Mereka menginginkan agar revisi dapat dilakukan secara adil, transparan, dan tidak menimbulkan ketegangan sosial di tengah masyarakat.
“Jangan sampai ketidaksepahaman soal batas ini memicu konflik atau ketidaknyamanan. Tapal batas itu seharusnya disepakati bersama, bukan dipaksakan,” pungkas Makmur.

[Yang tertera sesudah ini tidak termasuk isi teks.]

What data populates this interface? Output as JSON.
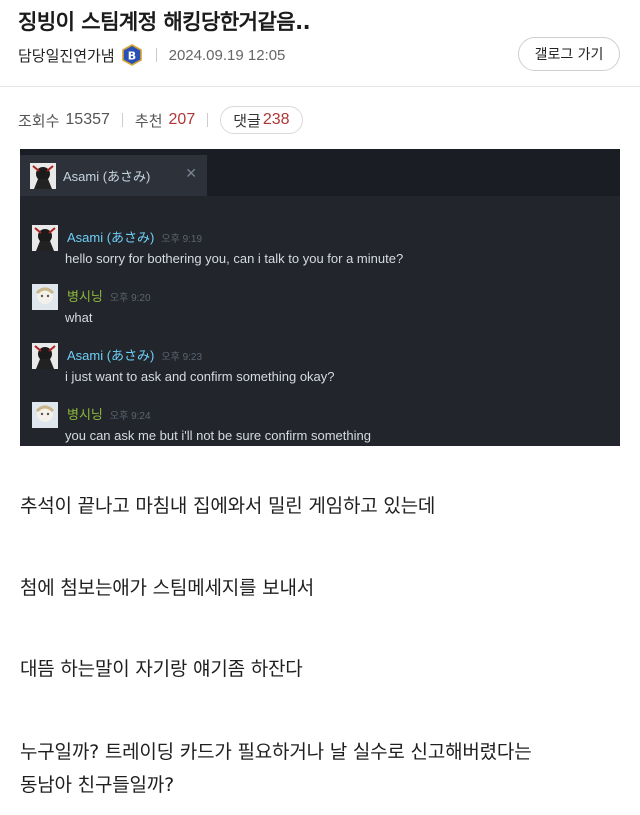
{
  "post": {
    "title": "징빙이 스팀계정 해킹당한거같음..",
    "author": "담당일진연가냄",
    "badge": "B",
    "date": "2024.09.19 12:05",
    "back_button": "갤로그 가기",
    "views_label": "조회수",
    "views": "15357",
    "likes_label": "추천",
    "likes": "207",
    "comments_label": "댓글",
    "comments": "238"
  },
  "steam": {
    "tab_name": "Asami (あさみ)",
    "tab_close": "✕",
    "messages": [
      {
        "name": "Asami (あさみ)",
        "time": "오후 9:19",
        "text": "hello sorry for bothering you, can i talk to you for a minute?"
      },
      {
        "name": "병시닝",
        "time": "오후 9:20",
        "text": "what"
      },
      {
        "name": "Asami (あさみ)",
        "time": "오후 9:23",
        "text": "i just want to ask and confirm something okay?"
      },
      {
        "name": "병시닝",
        "time": "오후 9:24",
        "text": "you can ask me but i'll not be sure confirm something"
      }
    ]
  },
  "body": {
    "p1": "추석이 끝나고 마침내 집에와서 밀린 게임하고 있는데",
    "p2": "첨에 첨보는애가 스팀메세지를 보내서",
    "p3": "대뜸 하는말이 자기랑 얘기좀 하잔다",
    "p4_line1": "누구일까? 트레이딩 카드가 필요하거나 날 실수로 신고해버렸다는",
    "p4_line2": "동남아 친구들일까?"
  },
  "colors": {
    "accent_red": "#b03636",
    "steam_bg": "#22252c",
    "steam_name_blue": "#6dcff6",
    "steam_name_green": "#8fb93b"
  }
}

Sebagai bentuk keberatan resmi, sejumlah tokoh adat dan perwakilan masyarakat bersama Kepala Desa Bangun Purba Timur Jaya Syaiful Hadi, telah mengajukan surat keberatan ke Bagian Administrasi Wilayah (Adwil), Sekretariat Daerah Kabupaten Rokan Hulu, Senin (28/7/2025).
Mereka meminta agar pemerintah daerah melakukan kajian ulang terhadap penetapan batas tersebut secara menyeluruh dan melibatkan seluruh unsur masyarakat yang terdampak.
Kepala Desa BPTJ Syaiful Hadi dalam keterangannya menegaskan, titik koordinat yang ia tandatangani pada saat proses pelacakan batas bukanlah kesepakatan final. Ia menyebut dokumen itu hanya bagian dari proses awal pelacakan batas administratif antara Desa Menaming dan BPTJ, bukan hasil musyawarah atau kesepakatan yang sah.
Ia bahkan menyayangkan bahwa proses penetapan tersebut dilakukan tanpa musyawarah terbuka yang melibatkan masyarakat secara langsung.
Syaiful juga mengungkapkan adanya sejumlah bukti fisik yang memperkuat klaim wilayah Bangun Purba Timur Jaya. Di antaranya adalah bangunan fasilitas air bersih atau PAM Pemerintah yang dibangun pada tahun 2019 atas nama Desa BPTJ, namun kini berada di area yang justru diklaim masuk ke wilayah Menaming.
Selain itu, terdapat juga patok kuning resmi milik pemerintah yang telah dipasang sebelum 2019 dan masih berada dalam kawasan administratif BPTJ.
Menanggapi keberatan yang disampaikan masyarakat dan pemerintah desa BPTJ, Kepala Bagian Administrasi Wilayah Setdakab Rokan Hulu Muhamad Franovandi menjelaskan, penetapan batas desa telah dilakukan sesuai dengan Peraturan Bupati tahun 2019.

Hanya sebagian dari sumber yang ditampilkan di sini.